Sejarah tsunami dan gempa bumi di Indonesia, membuat sistem pengamatan seismik terus dilakukan. BMKG dengan InaTEWS melakukan sistem analisa gempa bumi dan tsunami, didukung alat seismograph, tide gauges, dan accelerograph.

Melalui alat tersebut, produk berupa informasi gempa bumi dan tsunami akan disebarkan.

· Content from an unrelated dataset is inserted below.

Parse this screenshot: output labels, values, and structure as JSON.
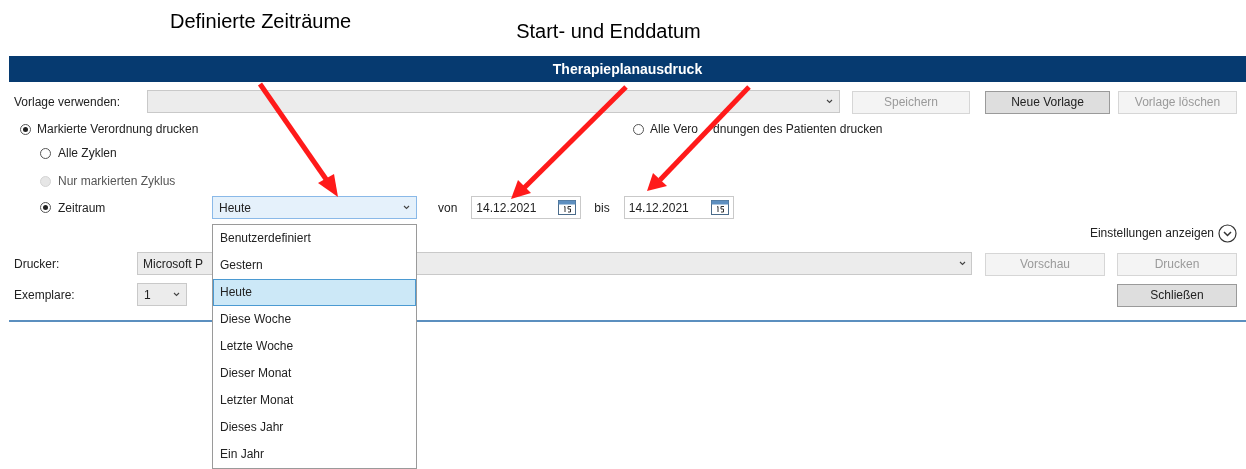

Penyebaran informasi melalui diseminasi multimoda akan disampaikan ke sejumlah pemangku kepentingan.

Ia menegaskan, sejumlah unsur harus cepat tanggap akan adanya informasi terkait gempa bumi dan tsunami.

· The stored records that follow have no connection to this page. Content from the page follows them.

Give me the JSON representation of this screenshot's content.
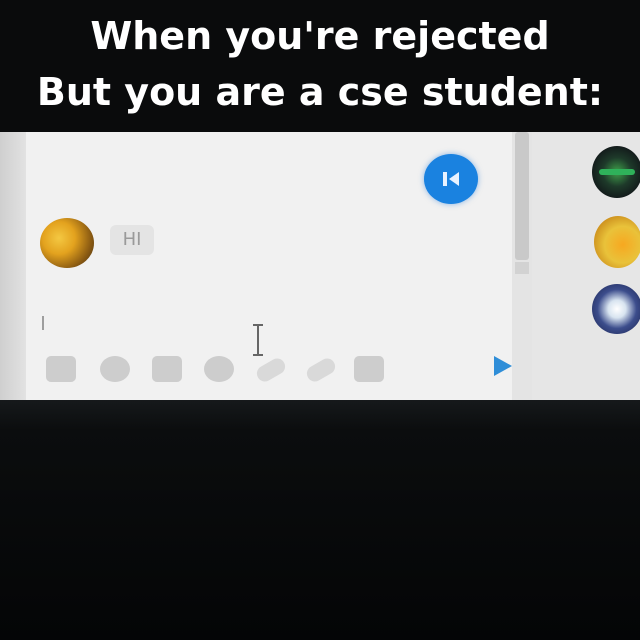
{
  "caption": {
    "line1": "When you're rejected",
    "line2": "But you are a cse student:"
  },
  "chat": {
    "messages": [
      {
        "text": "HI"
      }
    ],
    "toolbar_icons": [
      "image-icon",
      "sticker-icon",
      "gif-icon",
      "emoji-icon",
      "attach-icon",
      "link-icon",
      "camera-icon"
    ],
    "send_icon": "send-icon",
    "header_button_icon": "skip-back-icon"
  },
  "contacts": [
    "contact-avatar-1",
    "contact-avatar-2",
    "contact-avatar-3"
  ],
  "colors": {
    "accent_blue": "#1a82e0",
    "send_blue": "#2f8ed8",
    "caption_text": "#ffffff",
    "caption_bg": "#0a0b0c"
  }
}
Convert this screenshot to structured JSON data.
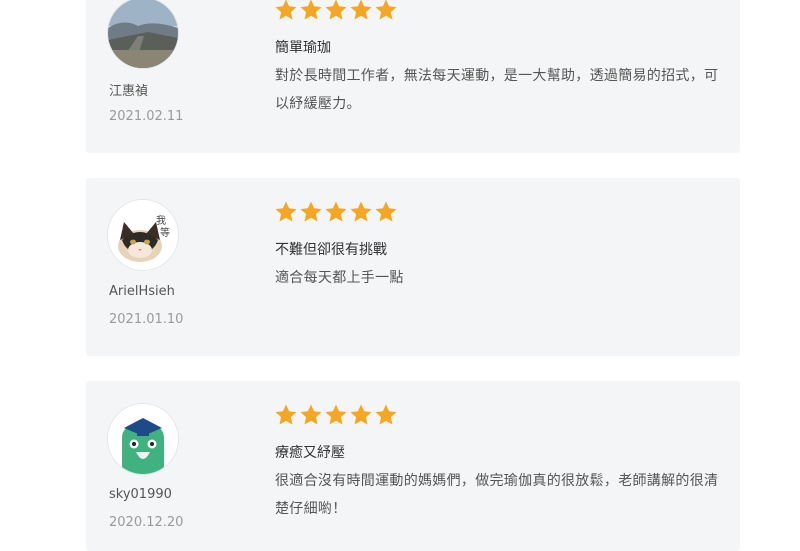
{
  "reviews": [
    {
      "reviewer": "江惠禎",
      "date": "2021.02.11",
      "rating": 5,
      "title": "簡單瑜珈",
      "text": "對於長時間工作者，無法每天運動，是一大幫助，透過簡易的招式，可以紓緩壓力。"
    },
    {
      "reviewer": "ArielHsieh",
      "date": "2021.01.10",
      "rating": 5,
      "title": "不難但卻很有挑戰",
      "text": "適合每天都上手一點"
    },
    {
      "reviewer": "sky01990",
      "date": "2020.12.20",
      "rating": 5,
      "title": "療癒又紓壓",
      "text": "很適合沒有時間運動的媽媽們，做完瑜伽真的很放鬆，老師講解的很清楚仔細喲！"
    }
  ],
  "colors": {
    "star": "#f5a623",
    "card_background": "#f3f5f6"
  }
}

Unsur yang dilibatkan adalah Badan Nasional Penanggulangan Bencana (BNPB), Badan Penanggulangan Bencana Daerah (BPBD), TNI, POLRI, media, komunitas masyarakat pantai dan wilayah berisiko.

Ia menyebut, peringatan dini tsunami dikeluarkan BMKG dalam waktu lima menit setelah gempa bumi terjadi di mana pun di wilayah Indonesia.

Lihat juga...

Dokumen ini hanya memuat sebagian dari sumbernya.